We’re all mutants?
From the Herald (actually from the Independent)
The rise in the number of overweight children in Western countries may be as much to do with their genes as their diet and exercise levels,
In fact, just about the only completely uncontroversial fact about the increase in obesity is that it is entirely due to environmental changes of some sort. There’s disagreement on precisely which environmental changes, and on the likely public health impact, but not on the general principle. The reason is very simple: the genes of this generation’s children came from their parents, with almost no changes. There simply hasn’t been enough time for genetic differences to contribute.
The research paper is looking for mechanisms: they aren’t studying a representative population sample, but a group of 1500 children with severe obesity. Most of the genetic variants they found are very rare, and did not show up in the previous huge genetic study of weight and height that combined genetic data on quarter of a million people.
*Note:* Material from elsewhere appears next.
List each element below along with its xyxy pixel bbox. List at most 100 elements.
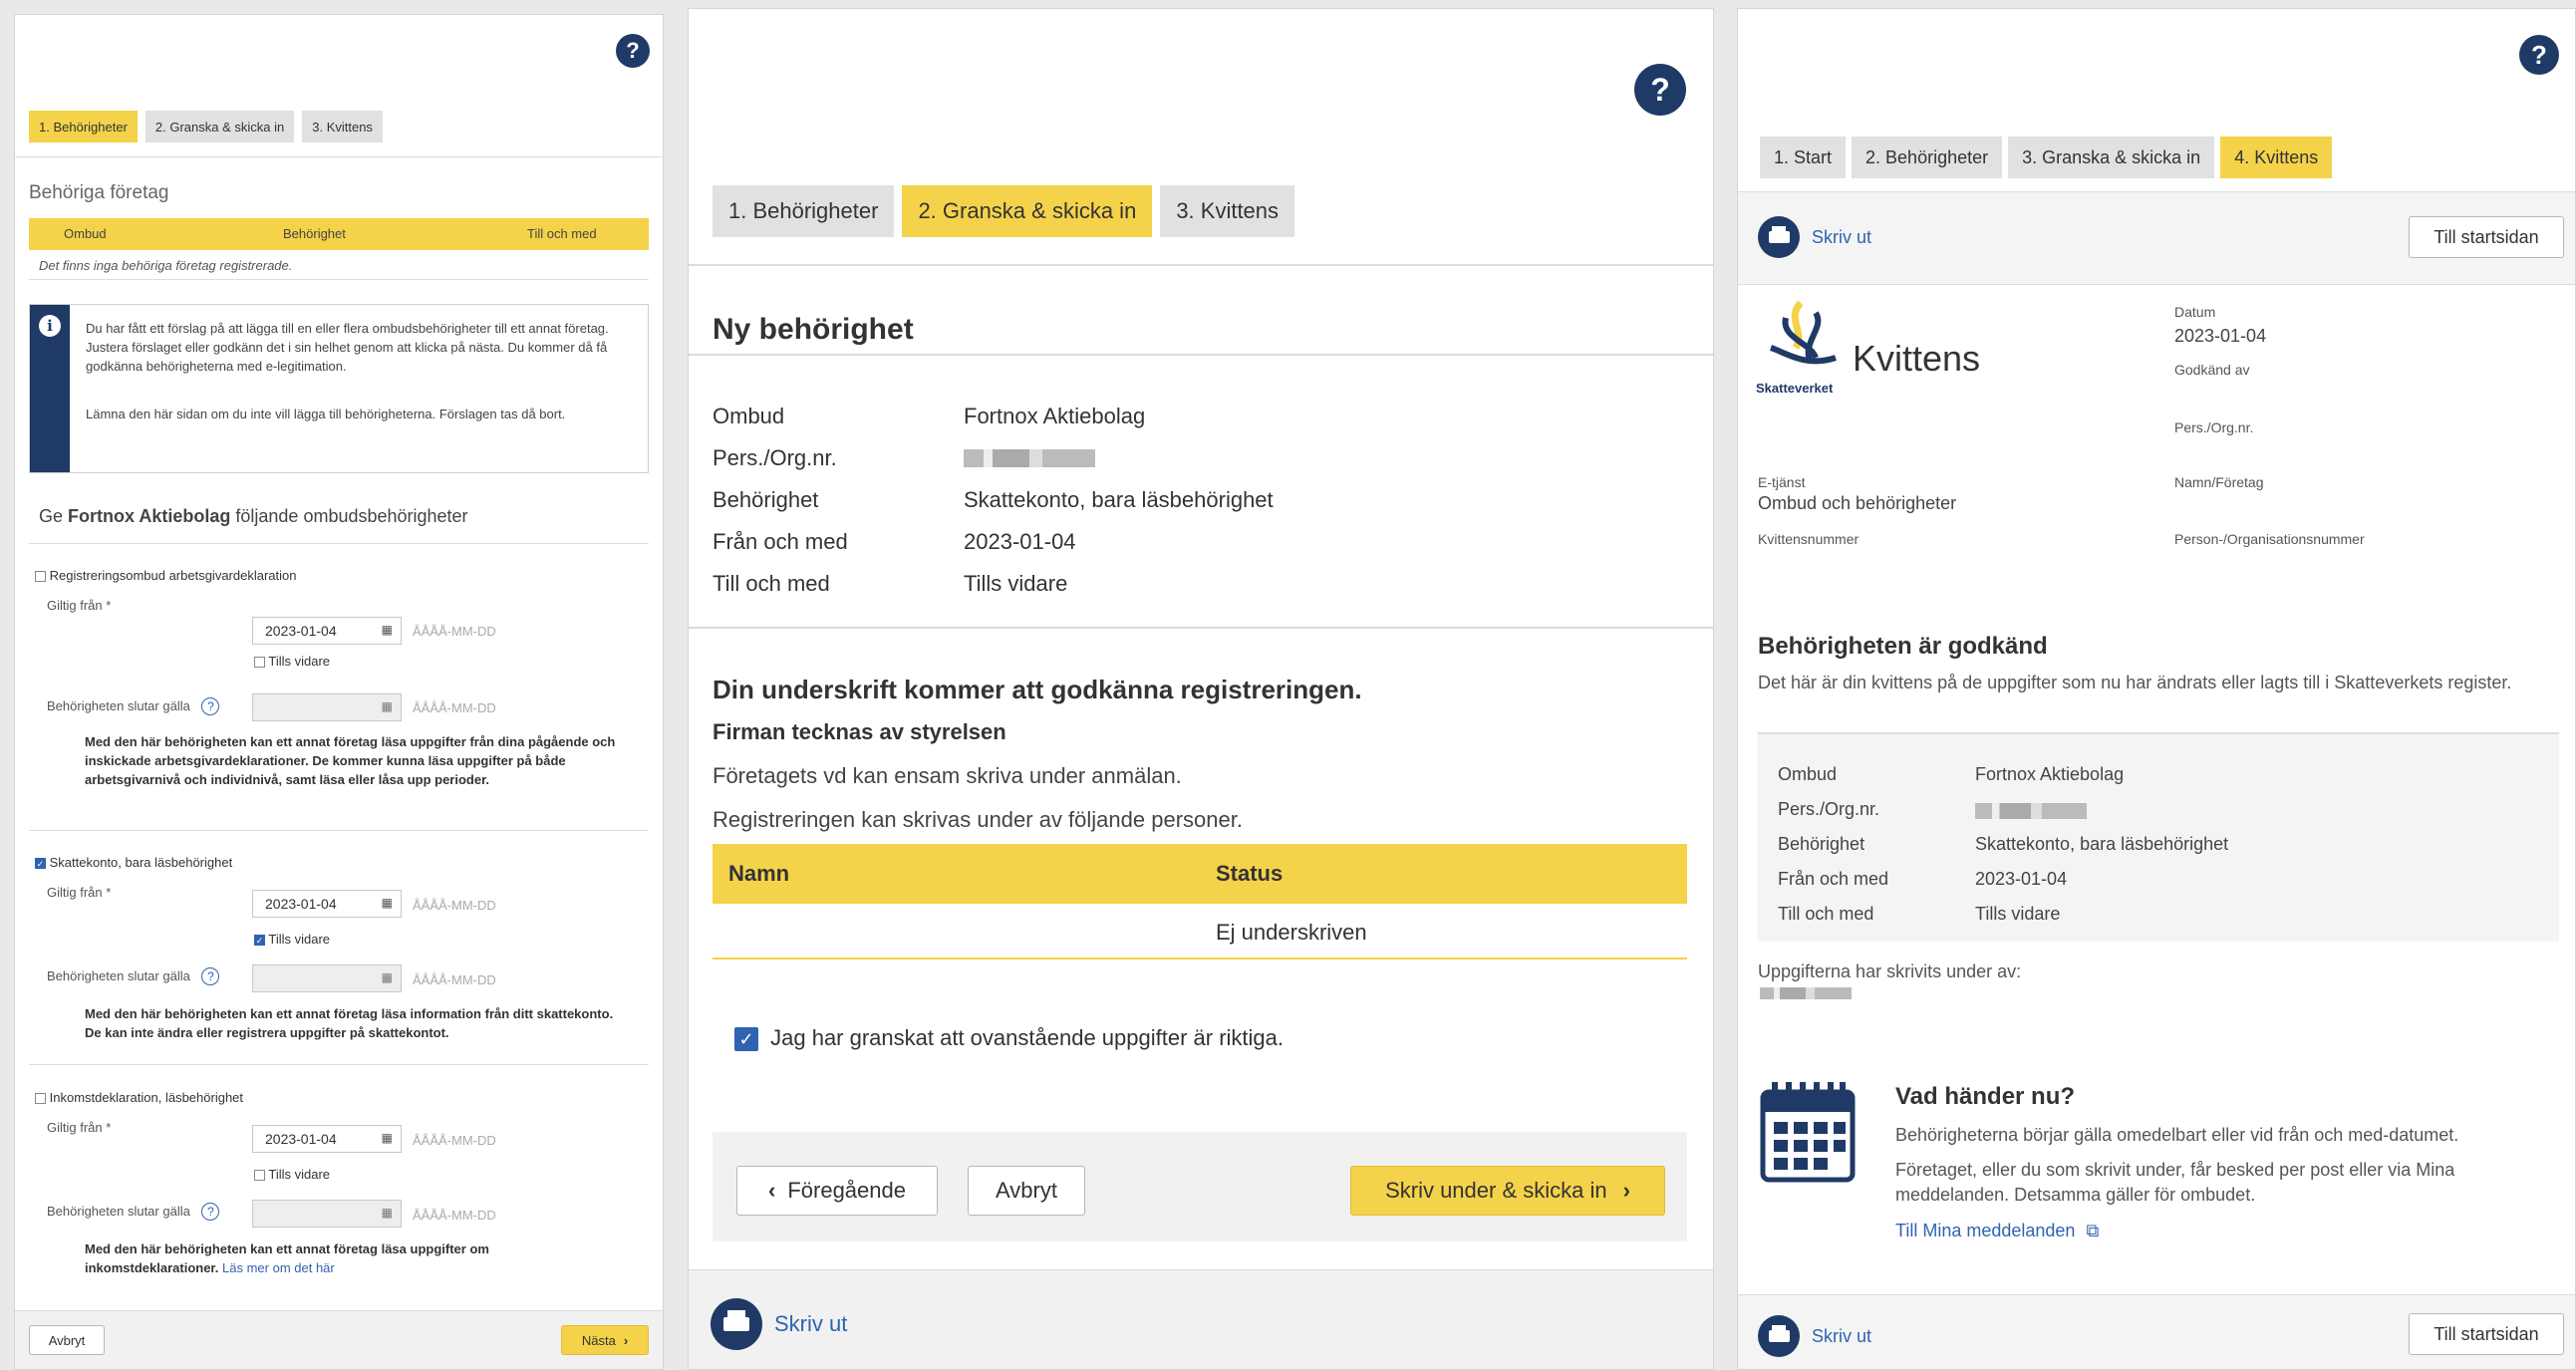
- external-link-icon: ⧉: [2086, 1221, 2100, 1240]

That means these genetic variants can’t contribute much even to explaining or predicting which children are overweight. The last sentence of the research paper is illustrative of the point of the research
As we observed a significant enrichment for CNVs that deleted GPCRs, which are key targets for drug development, these findings may have potential therapeutic implications.
In English: there were lots of mutations that affected one particular type of cell signalling molecule, one that we’re pretty good at turning on and off with drugs. This could be useful.
Thomas Lumley (@tslumley) is Professor of Biostatistics at the University of Auckland. His research interests include semiparametric models, survey sampling, statistical computing, foundations of statistics, and whatever methodological problems his medical collaborators come up with. He also blogs at Biased and Inefficient See all posts by Thomas Lumley »
We are indeed all mutants! The mutation rate is on the order of 2.5e-8 mutations per bp per cell division. With ~3e9 base pairs to mutate most of us are born with 50 — 100 new mutations Thankfully, most of our genome does nothing for us, so bad mutations, or even obesity-disposing ones are rarer.
12 years ago
Yes, that’s what I meant by “almost no changes”. It’s even more than that, I think, because a sperm cell arises from multiple divisions. There has been occasional news to the effect that older age at paternity means more new mutations per generation and the sky is falling.
And actually there are some diseases (eg autism) where de novo mutations do seem important — deletions, rather than point mutations.